Patients (≥ 18 years of age) diagnosed with Sjögren’s syndrome (n = 72) and non-Sjögren’s sicca syndrome (n = 72) at the outpatient clinic of the University Medical Centers in Utrecht (UMCU) and Groningen (UMCG) with a score ≥ 14 on the Multidimensional Fatigue Inventory (MFI).
Patients receive a cognitive-behavioral therapy and exercise training in groups of ten participants. Treatment consists of ten sessions within four months and one booster session three months after treatment completion, with every regular session starting with two hours of cognitive behavioral therapy, followed by one hour of exercise training. The patient’s partner (or other significant relation) will attend two sessions.

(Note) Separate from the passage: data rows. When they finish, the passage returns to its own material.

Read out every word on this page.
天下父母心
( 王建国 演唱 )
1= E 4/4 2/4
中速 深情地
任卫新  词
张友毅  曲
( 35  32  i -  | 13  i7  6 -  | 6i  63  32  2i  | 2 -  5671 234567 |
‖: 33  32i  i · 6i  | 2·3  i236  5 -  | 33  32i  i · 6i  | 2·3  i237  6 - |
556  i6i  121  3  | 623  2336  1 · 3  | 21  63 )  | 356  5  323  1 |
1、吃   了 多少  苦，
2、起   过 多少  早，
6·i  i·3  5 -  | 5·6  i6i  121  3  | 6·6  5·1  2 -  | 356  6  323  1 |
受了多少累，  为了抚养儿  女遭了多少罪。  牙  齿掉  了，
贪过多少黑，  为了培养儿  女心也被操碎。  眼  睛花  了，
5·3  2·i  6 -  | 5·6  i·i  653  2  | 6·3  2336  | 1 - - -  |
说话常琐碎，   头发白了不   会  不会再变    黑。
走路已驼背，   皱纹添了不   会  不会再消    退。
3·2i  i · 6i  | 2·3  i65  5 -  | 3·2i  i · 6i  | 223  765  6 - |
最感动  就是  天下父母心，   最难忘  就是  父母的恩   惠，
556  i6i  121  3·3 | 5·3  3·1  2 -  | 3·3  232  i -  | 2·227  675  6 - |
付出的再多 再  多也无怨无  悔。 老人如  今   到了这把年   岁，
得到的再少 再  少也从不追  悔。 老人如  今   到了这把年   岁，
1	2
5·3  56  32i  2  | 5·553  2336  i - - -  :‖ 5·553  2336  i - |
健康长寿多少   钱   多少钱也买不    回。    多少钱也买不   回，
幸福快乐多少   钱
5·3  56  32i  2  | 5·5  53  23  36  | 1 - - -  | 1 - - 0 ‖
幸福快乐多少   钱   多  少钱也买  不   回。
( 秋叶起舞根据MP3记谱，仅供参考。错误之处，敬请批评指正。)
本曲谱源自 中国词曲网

Main study parameters/endpoints:
Three assessments (pre, post, and 3 or 6-months follow-up) will be taken of the primary outcome variable fatigue as assessed by the Multidimensional Fatigue Inventory (MFI). Secondary outcome variables and mediator variables are: physical functioning (physical component summary of the SF-36), mental wellbeing (mental component summary of the SF-36), subjective disease activity (EULAR Sjögren’s Syndrome Patients Reported Index (ESSPRI)), physical activity (SQUASH), depressive feelings and anxiety (HADS), physical fitness (Single Stage Submaximal Treadmill Walking Test and the 6-Minute Walking Test), ocular tear production (Schirmer I test) and salivary production (spitting volume), self-efficacy concerning fatigue (Self Efficacy Scale-28), cognitions about physical activity (Tampa Scale for Kinesiophobia), sleep (SLEEP-50).
At baseline, basic laboratory and immunologic data will be determined from serum as covariant variables and (surrogate) disease activity variables: ESR, C reactive protein, IgG, hemoglobin, leukocytes, thrombocyte counts, proinflammatory cytokines, creatinin, ALT, and TSH.